GAI products can be challenging due to the “black box” nature of some models. Understanding how GAI reaches its conclusions can be difficult, leading to skepticism. GAI’s non-deterministic nature can also be problematic when it comes to accountability and transparency, as errors or biases can be challenging to identify and rectify. In contrast, human healthcare professionals can explain their reasoning, answer questions, and adapt their decisions based on patient feedback, building trust through communication and accountability.
The ideal approach may involve combining the strengths of GAI and human expertise in healthcare. GAI can assist physicians, nurses, and ancillary service providers by processing vast amounts of data, providing recommendations, and reducing the risk of human error. Caregivers can then use their clinical judgment, experience, and ethical considerations to make the final decisions while also explaining the rationale to patients.
Ethical concerns around GAI in healthcare, such as privacy, bias, and patient consent, must be addressed transparently to build trust. The ethical framework surrounding GAI in healthcare should ensure that the technology is used to enhance, rather than replace, human healthcare providers. In summary, the challenge of trust in generative GAI products in healthcare, despite their non-deterministic nature, is rooted in the complexity of healthcare decision-making and the established trust in human healthcare professionals. While GAI can offer valuable assistance, building trust in GAI products requires transparency, accountability, and an acknowledgment of the complementary roles of GAI and human expertise in healthcare. Physicians’ non-deterministic outcomes are accepted because patients trust their expertise and the human connection in their care, which GAI products must strive to complement rather than replace.

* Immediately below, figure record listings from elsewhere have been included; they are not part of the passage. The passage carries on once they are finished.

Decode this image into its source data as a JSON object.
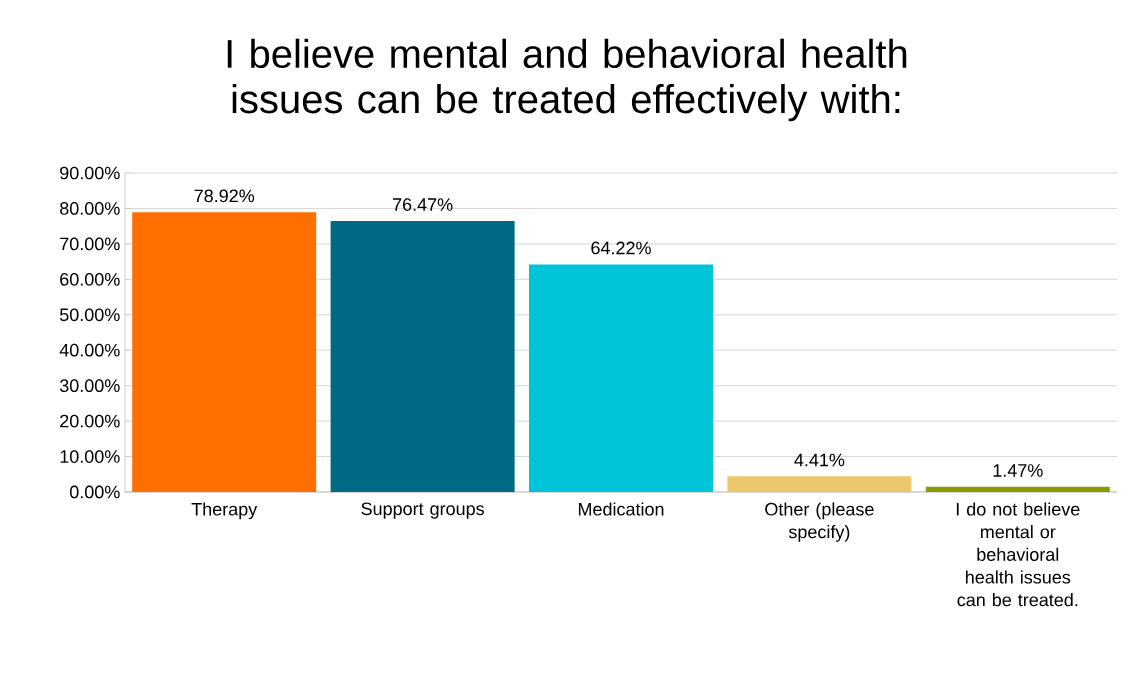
{
  "chart_data": {
    "type": "bar",
    "title": "I believe mental and behavioral health issues can be treated effectively with:",
    "categories": [
      "Therapy",
      "Support groups",
      "Medication",
      "Other (please specify)",
      "I do not believe mental or behavioral health issues can be treated."
    ],
    "values": [
      78.92,
      76.47,
      64.22,
      4.41,
      1.47
    ],
    "colors": [
      "#ff6f00",
      "#006a85",
      "#00c5d8",
      "#ecc86a",
      "#8a9a00"
    ],
    "value_labels": [
      "78.92%",
      "76.47%",
      "64.22%",
      "4.41%",
      "1.47%"
    ],
    "ylim": [
      0,
      90
    ],
    "yticks": [
      {
        "value": 0,
        "label": "0.00%"
      },
      {
        "value": 10,
        "label": "10.00%"
      },
      {
        "value": 20,
        "label": "20.00%"
      },
      {
        "value": 30,
        "label": "30.00%"
      },
      {
        "value": 40,
        "label": "40.00%"
      },
      {
        "value": 50,
        "label": "50.00%"
      },
      {
        "value": 60,
        "label": "60.00%"
      },
      {
        "value": 70,
        "label": "70.00%"
      },
      {
        "value": 80,
        "label": "80.00%"
      },
      {
        "value": 90,
        "label": "90.00%"
      }
    ],
    "grid": "y"
  }
}
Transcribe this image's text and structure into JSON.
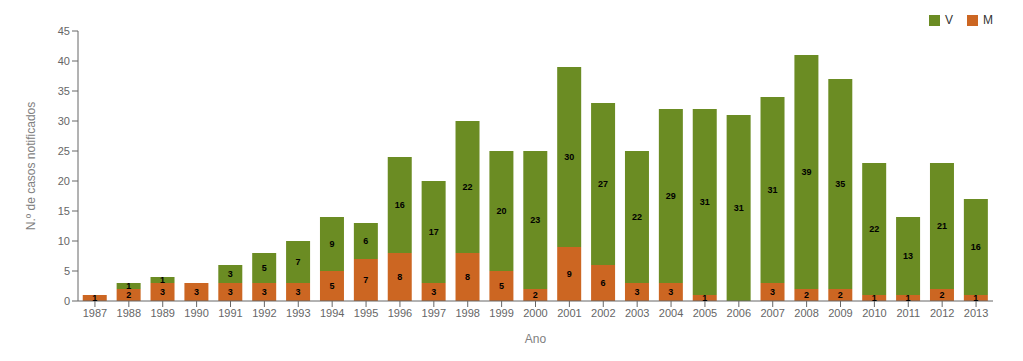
{
  "chart_data": {
    "type": "bar",
    "categories": [
      "1987",
      "1988",
      "1989",
      "1990",
      "1991",
      "1992",
      "1993",
      "1994",
      "1995",
      "1996",
      "1997",
      "1998",
      "1999",
      "2000",
      "2001",
      "2002",
      "2003",
      "2004",
      "2005",
      "2006",
      "2007",
      "2008",
      "2009",
      "2010",
      "2011",
      "2012",
      "2013"
    ],
    "series": [
      {
        "name": "M",
        "color": "#cc6622",
        "values": [
          1,
          2,
          3,
          3,
          3,
          3,
          3,
          5,
          7,
          8,
          3,
          8,
          5,
          2,
          9,
          6,
          3,
          3,
          1,
          0,
          3,
          2,
          2,
          1,
          1,
          2,
          1
        ]
      },
      {
        "name": "V",
        "color": "#6b8c23",
        "values": [
          0,
          1,
          1,
          0,
          3,
          5,
          7,
          9,
          6,
          16,
          17,
          22,
          20,
          23,
          30,
          27,
          22,
          29,
          31,
          31,
          31,
          39,
          35,
          22,
          13,
          21,
          16
        ]
      }
    ],
    "xlabel": "Ano",
    "ylabel": "N.º de casos notificados",
    "ylim": [
      0,
      45
    ],
    "yticks": [
      0,
      5,
      10,
      15,
      20,
      25,
      30,
      35,
      40,
      45
    ],
    "stacked": true,
    "data_labels": true,
    "legend": "upper right",
    "grid": false
  }
}
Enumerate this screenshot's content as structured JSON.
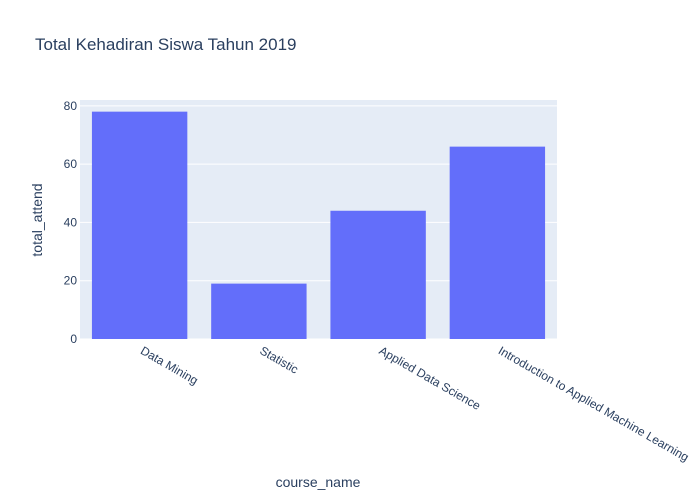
{
  "chart_data": {
    "type": "bar",
    "title": "Total Kehadiran Siswa Tahun 2019",
    "xlabel": "course_name",
    "ylabel": "total_attend",
    "categories": [
      "Data Mining",
      "Statistic",
      "Applied Data Science",
      "Introduction to Applied Machine Learning"
    ],
    "values": [
      78,
      19,
      44,
      66
    ],
    "ylim": [
      0,
      82
    ],
    "yticks": [
      0,
      20,
      40,
      60,
      80
    ],
    "grid": true,
    "legend": "none",
    "colors": {
      "bar": "#636efa",
      "plot_background": "#e5ecf6",
      "grid": "#ffffff",
      "text": "#2a3f5f"
    }
  }
}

Every day, we witness discoveries, new insights, and technological advances that inform and often suggest changes requiring updates of best practice processes and supporting technologies. So, how do these “better than best” practices get promulgated? Ideally, you’d receive near and or actual real-time updates to ensure you’re delivering the best possible care. Other complicating factors are training and timing. What happens if the treatment is not administered consistently and timely by every caregiver – nurse, physician, or ancillary care professional? Variation occurs.
The true test for healthcare delivery is to set a high standard when it comes to identifying and removing unnecessary variation in all care processes, including clinical, administrative, and financial elements. The legal and commercial phrase “best efforts” should be the guiding principle in efforts to implement best practices. That means prioritizing your efforts to do everything known to be usual, necessary, and proper to ensure the best outcomes – doing so with an ethical and morally driven sense of urgency. Anything less, or any delay, may result in avoidable and unnecessary harm or, in the worst case, death. Our patients, their families, and the communities we serve deserve our best efforts. Best efforts should not be exceptional care. Best efforts should be standard care.